RE: The Logic, Mathematics, and Utility of NULLs

SSC Guru

Points: 104773

August 19, 2010 at 4:07 am

#1208977

Matt Miller (#4) (8/18/2010)

True except that in practice, actually being able to make that distinction is an awfully big step.What do you do WHILE you actually decipher whether the machine got unplugged, or became self-aware and stopped measuring that data you were looking for. Do you then need 3 NULLS? (the original definition AND the two latter ones?)
Perhaps I deal in messy environments, but I find a lot of settings where the only real distinction needed is "is there data there" or "there's no data available". Putting placeholders in data when you just plain don't know and can't know WHY, just to make it "look" prettier, is like putting earrings on a pig....

I agree that the step from 1 to 2 NULLs is a big one but there are possible reasons for wanting it.

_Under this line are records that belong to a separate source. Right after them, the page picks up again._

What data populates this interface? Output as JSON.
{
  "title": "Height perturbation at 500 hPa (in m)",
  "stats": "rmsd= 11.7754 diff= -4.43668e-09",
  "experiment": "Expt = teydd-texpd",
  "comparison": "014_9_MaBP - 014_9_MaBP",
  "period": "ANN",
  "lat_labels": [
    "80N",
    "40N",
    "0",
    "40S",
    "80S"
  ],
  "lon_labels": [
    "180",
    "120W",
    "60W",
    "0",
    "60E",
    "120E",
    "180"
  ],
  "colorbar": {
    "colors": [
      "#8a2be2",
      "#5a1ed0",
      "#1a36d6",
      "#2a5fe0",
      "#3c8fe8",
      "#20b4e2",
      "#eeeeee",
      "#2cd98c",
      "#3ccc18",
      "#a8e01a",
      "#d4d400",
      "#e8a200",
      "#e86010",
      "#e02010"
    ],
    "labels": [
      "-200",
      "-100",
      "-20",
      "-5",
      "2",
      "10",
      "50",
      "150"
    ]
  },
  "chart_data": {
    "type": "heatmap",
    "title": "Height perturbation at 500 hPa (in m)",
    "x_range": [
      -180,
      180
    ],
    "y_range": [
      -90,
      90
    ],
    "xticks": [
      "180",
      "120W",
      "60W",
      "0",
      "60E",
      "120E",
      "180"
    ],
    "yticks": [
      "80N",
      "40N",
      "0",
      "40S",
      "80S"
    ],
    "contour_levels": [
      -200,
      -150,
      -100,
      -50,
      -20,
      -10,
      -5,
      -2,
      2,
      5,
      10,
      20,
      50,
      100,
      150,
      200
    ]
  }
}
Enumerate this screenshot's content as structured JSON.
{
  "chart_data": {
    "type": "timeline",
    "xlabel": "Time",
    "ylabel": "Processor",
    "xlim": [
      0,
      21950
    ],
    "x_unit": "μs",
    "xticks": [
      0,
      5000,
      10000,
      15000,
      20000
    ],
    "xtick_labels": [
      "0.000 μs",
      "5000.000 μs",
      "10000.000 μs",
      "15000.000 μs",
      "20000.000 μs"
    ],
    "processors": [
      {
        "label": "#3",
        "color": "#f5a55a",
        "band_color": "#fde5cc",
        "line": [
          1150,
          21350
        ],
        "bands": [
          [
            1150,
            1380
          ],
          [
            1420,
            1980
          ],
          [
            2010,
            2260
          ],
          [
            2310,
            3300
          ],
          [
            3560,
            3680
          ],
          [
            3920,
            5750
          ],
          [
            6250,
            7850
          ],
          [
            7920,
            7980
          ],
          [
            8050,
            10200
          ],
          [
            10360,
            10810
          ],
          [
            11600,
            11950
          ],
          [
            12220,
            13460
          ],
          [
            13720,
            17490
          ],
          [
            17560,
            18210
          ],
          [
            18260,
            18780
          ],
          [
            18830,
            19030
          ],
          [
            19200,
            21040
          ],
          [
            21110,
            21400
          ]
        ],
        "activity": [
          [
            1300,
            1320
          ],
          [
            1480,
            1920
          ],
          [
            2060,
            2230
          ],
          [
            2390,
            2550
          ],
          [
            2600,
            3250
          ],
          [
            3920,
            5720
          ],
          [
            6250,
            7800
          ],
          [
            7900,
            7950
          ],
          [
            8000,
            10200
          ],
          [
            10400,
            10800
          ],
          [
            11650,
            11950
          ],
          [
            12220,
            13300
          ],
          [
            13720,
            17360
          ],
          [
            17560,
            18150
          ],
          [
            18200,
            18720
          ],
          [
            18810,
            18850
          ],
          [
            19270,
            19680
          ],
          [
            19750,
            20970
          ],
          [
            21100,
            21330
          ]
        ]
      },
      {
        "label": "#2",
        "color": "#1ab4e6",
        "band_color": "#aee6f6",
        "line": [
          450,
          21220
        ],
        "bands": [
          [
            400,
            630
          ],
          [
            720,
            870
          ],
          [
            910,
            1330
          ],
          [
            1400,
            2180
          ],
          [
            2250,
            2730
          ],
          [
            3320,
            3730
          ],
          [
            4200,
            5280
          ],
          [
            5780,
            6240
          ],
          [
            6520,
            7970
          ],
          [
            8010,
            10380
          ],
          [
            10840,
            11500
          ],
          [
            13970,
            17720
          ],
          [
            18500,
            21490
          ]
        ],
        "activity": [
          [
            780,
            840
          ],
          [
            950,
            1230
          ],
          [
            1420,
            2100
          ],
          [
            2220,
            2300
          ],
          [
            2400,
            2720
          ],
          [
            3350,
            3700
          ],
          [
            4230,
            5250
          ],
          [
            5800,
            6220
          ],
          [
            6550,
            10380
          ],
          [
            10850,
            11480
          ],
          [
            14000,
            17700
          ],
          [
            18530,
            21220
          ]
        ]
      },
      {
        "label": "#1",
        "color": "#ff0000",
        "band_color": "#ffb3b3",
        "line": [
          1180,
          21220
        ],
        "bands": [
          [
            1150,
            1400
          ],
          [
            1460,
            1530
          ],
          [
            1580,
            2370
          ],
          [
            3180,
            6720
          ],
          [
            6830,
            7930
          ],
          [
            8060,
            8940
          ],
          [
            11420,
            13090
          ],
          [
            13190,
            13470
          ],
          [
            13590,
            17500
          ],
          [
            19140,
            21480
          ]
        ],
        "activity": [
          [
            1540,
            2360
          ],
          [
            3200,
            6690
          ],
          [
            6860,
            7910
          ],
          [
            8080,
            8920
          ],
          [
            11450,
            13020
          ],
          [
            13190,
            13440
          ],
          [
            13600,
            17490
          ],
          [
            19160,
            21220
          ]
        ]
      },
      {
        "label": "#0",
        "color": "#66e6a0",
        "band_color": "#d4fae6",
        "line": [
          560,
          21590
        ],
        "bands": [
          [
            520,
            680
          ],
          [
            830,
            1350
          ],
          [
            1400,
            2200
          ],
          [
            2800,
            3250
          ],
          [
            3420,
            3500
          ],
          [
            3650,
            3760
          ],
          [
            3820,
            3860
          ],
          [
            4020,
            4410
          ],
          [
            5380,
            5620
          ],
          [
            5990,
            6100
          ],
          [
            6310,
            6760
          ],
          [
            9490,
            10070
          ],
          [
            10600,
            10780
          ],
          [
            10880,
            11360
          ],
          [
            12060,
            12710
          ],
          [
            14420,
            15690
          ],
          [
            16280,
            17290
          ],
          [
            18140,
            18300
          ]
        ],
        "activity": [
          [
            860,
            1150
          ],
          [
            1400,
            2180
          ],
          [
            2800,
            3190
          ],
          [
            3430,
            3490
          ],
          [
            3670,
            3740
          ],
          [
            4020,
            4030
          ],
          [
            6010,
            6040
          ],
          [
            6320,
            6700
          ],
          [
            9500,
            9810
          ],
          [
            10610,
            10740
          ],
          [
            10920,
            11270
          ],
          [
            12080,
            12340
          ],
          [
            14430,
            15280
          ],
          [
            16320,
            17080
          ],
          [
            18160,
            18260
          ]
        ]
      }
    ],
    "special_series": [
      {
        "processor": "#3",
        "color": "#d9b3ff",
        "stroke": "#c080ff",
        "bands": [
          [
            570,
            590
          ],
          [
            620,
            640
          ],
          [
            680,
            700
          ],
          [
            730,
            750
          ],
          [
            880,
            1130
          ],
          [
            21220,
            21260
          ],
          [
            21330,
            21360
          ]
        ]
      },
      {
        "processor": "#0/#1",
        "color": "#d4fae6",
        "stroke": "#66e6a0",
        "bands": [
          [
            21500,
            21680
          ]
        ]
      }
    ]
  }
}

I see it as assistance for a particular performance engineering bodge (representing several distinct entity types either in a single relation, whether a base relation or a derived relation to save having to write a lot of code and/or run a lot of overcomplex queries - this is a bodge that we sometimes have to live with unless we can afford to write and run ridiculously large amounts of code) plus getting some extra functionality out of NULLs when they crop up in some of the aggregate functions (ideally NULLi contributes nothing to SUM, AVG,MIN, MAX, VAR, STDEV,...; while NULLa causes them to return NULLa) plus a bit of support for applications which care whether something is known to be inapplicable or just not available for some unspecified reason. But all this can be done by adding an applicability bit column for each column that could take NULLi without too much pain in most cases, so I would rarely choose to use two NULLs instead of just one even in a language that allowed me to do so (with SQL I can't use two nulls anyway).

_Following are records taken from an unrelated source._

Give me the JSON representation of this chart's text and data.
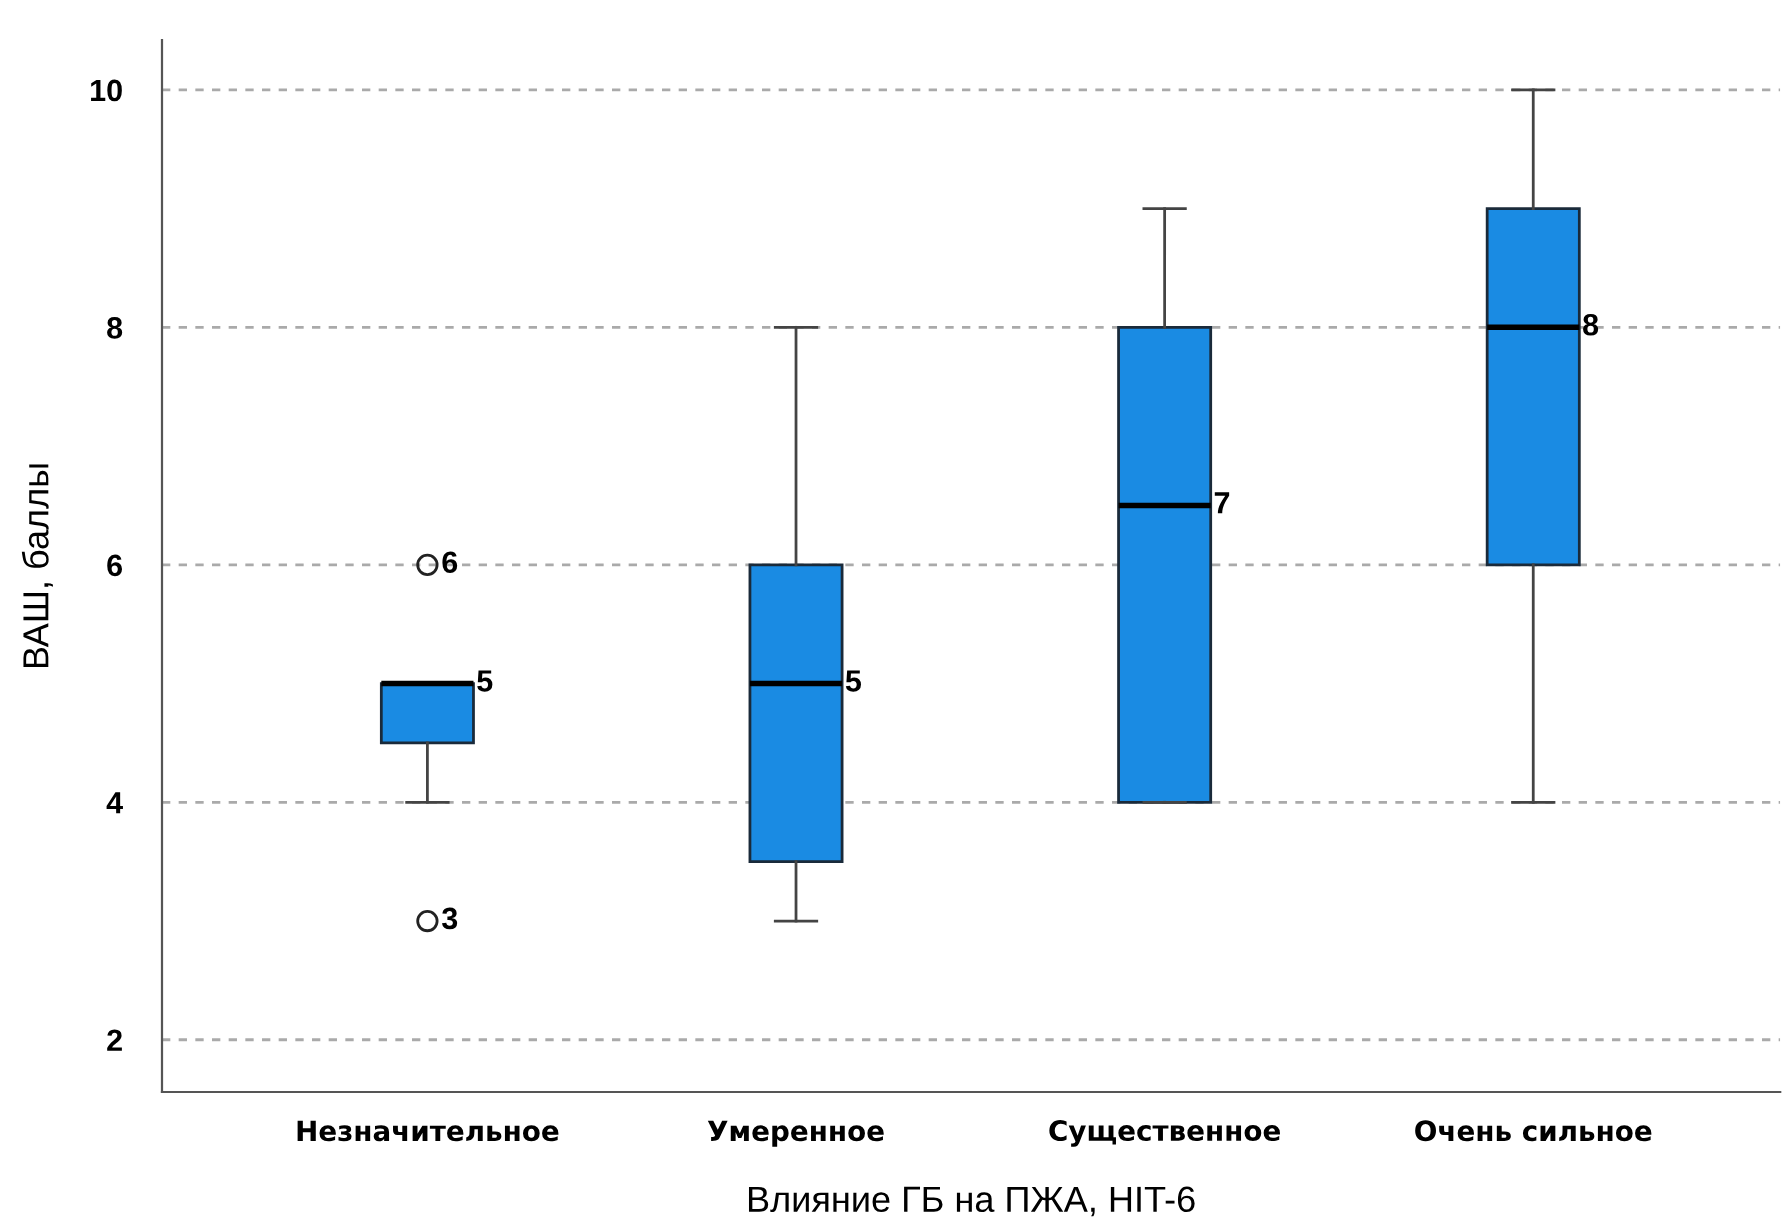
{
  "chart_data": {
    "type": "box",
    "categories": [
      "Незначительное",
      "Умеренное",
      "Существенное",
      "Очень сильное"
    ],
    "series": [
      {
        "color": "#1a8be3",
        "boxes": [
          {
            "low": 4,
            "q1": 4.5,
            "median": 5,
            "q3": 5,
            "high": 5
          },
          {
            "low": 3,
            "q1": 3.5,
            "median": 5,
            "q3": 6,
            "high": 8
          },
          {
            "low": 4,
            "q1": 4,
            "median": 6.5,
            "q3": 8,
            "high": 9
          },
          {
            "low": 4,
            "q1": 6,
            "median": 8,
            "q3": 9,
            "high": 10
          }
        ]
      },
      {
        "type": "scatter",
        "color": "#222222",
        "marker": "circle",
        "x": [
          "Незначительное",
          "Незначительное"
        ],
        "values": [
          6,
          3
        ]
      }
    ],
    "xlabel": "Влияние ГБ на ПЖА, HIT-6",
    "ylabel": "ВАШ, баллы",
    "ylim": [
      1.56,
      10.42
    ],
    "yticks": [
      2,
      4,
      6,
      8,
      10
    ],
    "grid": "y",
    "annotations": [
      {
        "text": "6",
        "x": "Незначительное",
        "y": 6
      },
      {
        "text": "3",
        "x": "Незначительное",
        "y": 3
      },
      {
        "text": "5",
        "x": "Незначительное",
        "y": 5
      },
      {
        "text": "5",
        "x": "Умеренное",
        "y": 5
      },
      {
        "text": "7",
        "x": "Существенное",
        "y": 6.5
      },
      {
        "text": "8",
        "x": "Очень сильное",
        "y": 8
      }
    ]
  }
}
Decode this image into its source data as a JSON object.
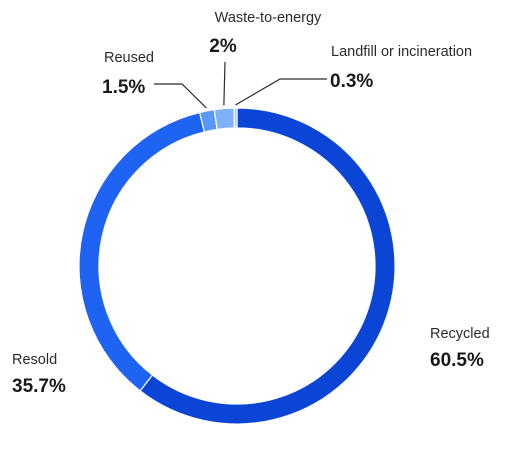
{
  "chart_data": {
    "type": "pie",
    "variant": "donut",
    "title": "",
    "slices": [
      {
        "label": "Recycled",
        "value": 60.5,
        "value_label": "60.5%",
        "color": "#0a45d6"
      },
      {
        "label": "Resold",
        "value": 35.7,
        "value_label": "35.7%",
        "color": "#1f63f2"
      },
      {
        "label": "Reused",
        "value": 1.5,
        "value_label": "1.5%",
        "color": "#5a97f6"
      },
      {
        "label": "Waste-to-energy",
        "value": 2,
        "value_label": "2%",
        "color": "#7fb0fa"
      },
      {
        "label": "Landfill or incineration",
        "value": 0.3,
        "value_label": "0.3%",
        "color": "#a7c9fc"
      }
    ],
    "legend": "none",
    "data_labels": "outside with leader lines"
  }
}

I could see having the option for either definition, but if I had to pick just one, I'd go with the original definition for the reason above.

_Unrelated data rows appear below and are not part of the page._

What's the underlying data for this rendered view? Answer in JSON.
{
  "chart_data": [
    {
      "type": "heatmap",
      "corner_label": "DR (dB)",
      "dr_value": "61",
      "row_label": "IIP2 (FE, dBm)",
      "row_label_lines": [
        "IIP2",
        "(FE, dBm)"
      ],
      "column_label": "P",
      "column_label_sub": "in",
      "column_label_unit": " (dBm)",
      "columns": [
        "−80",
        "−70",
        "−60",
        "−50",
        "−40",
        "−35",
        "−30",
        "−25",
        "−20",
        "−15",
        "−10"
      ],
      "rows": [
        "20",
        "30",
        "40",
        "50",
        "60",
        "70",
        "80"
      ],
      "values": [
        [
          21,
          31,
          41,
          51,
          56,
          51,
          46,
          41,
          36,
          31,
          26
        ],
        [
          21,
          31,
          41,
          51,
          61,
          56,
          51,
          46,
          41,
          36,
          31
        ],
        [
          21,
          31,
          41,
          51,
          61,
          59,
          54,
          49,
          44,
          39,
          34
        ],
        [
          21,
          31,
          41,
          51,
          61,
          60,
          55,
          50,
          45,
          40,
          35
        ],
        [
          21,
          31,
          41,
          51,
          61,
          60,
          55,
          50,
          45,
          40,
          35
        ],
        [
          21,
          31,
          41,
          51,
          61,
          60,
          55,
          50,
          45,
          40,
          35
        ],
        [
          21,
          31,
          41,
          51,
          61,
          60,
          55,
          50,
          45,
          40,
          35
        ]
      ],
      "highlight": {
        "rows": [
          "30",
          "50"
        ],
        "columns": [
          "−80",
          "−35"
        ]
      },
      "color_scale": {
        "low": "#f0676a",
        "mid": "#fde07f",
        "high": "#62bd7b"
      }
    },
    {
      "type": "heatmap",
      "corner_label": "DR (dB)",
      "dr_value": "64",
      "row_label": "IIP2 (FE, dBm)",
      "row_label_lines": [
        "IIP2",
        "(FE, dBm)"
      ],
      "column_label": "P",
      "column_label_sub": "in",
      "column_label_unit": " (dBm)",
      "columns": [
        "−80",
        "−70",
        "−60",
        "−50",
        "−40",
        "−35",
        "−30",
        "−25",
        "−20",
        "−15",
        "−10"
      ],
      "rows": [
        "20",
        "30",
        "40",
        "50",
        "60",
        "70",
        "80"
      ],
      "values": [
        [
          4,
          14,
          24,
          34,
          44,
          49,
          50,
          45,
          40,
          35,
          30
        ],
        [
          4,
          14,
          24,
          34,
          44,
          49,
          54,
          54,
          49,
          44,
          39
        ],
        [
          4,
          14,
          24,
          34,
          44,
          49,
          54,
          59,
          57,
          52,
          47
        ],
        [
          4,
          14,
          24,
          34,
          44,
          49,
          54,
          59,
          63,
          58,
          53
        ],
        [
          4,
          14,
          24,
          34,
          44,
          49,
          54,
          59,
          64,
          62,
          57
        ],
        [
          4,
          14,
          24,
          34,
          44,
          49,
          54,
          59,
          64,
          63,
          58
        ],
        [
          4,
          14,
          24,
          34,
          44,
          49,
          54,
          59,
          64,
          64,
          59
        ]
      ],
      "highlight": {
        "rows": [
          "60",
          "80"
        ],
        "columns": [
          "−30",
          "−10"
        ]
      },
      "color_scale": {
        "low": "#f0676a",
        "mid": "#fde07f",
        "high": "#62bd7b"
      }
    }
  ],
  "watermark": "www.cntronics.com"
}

In the two NULL system you have the option of using the one-NULL system, you simply define your schema so that NULLi is nowhere allowed. One of the "fun" things about Codd's two-null system is realising that the two NULLs do, in a sense, overlap. Nulla means the value is not here and the database doesn't say why; Nulli means the value is not here and the database says that it's not here because the column is inapplicable. So an inapplicable case could be represented by NULLa instead of NULLi - either because whoever entered it didn't know whether it was applicable or not or because the database designer decided to keep things simple and not represent that information about the reason for absence. The designer can choose not to use NULLi either in all cases (because of a preference for the single null system) or on a horses for courses basis (only adds NULLi when it's convenient and useful). So a schema designer can work in the two NULLs system and use only NULLa so that he gets the same result as he would in Codd's one NULL system, or use only NULLi (if he's so lucky that he doesn't find he needs NULLa, which rarely happens to me) and get a different single NULL system, or use the two-nulls system where appropriate. Of course in SQL the designer is stuck in a botched one-null system where NULL sometimes behaves as NULLa and sometimes as NULLi (when MAX or SUM is used on a nonempty set, for example) and is sometimes introduced instead of a correct result ("select sum(T.x) from T where T.x>T.x" should return 0 on any rational system, but returns NULL).

Tom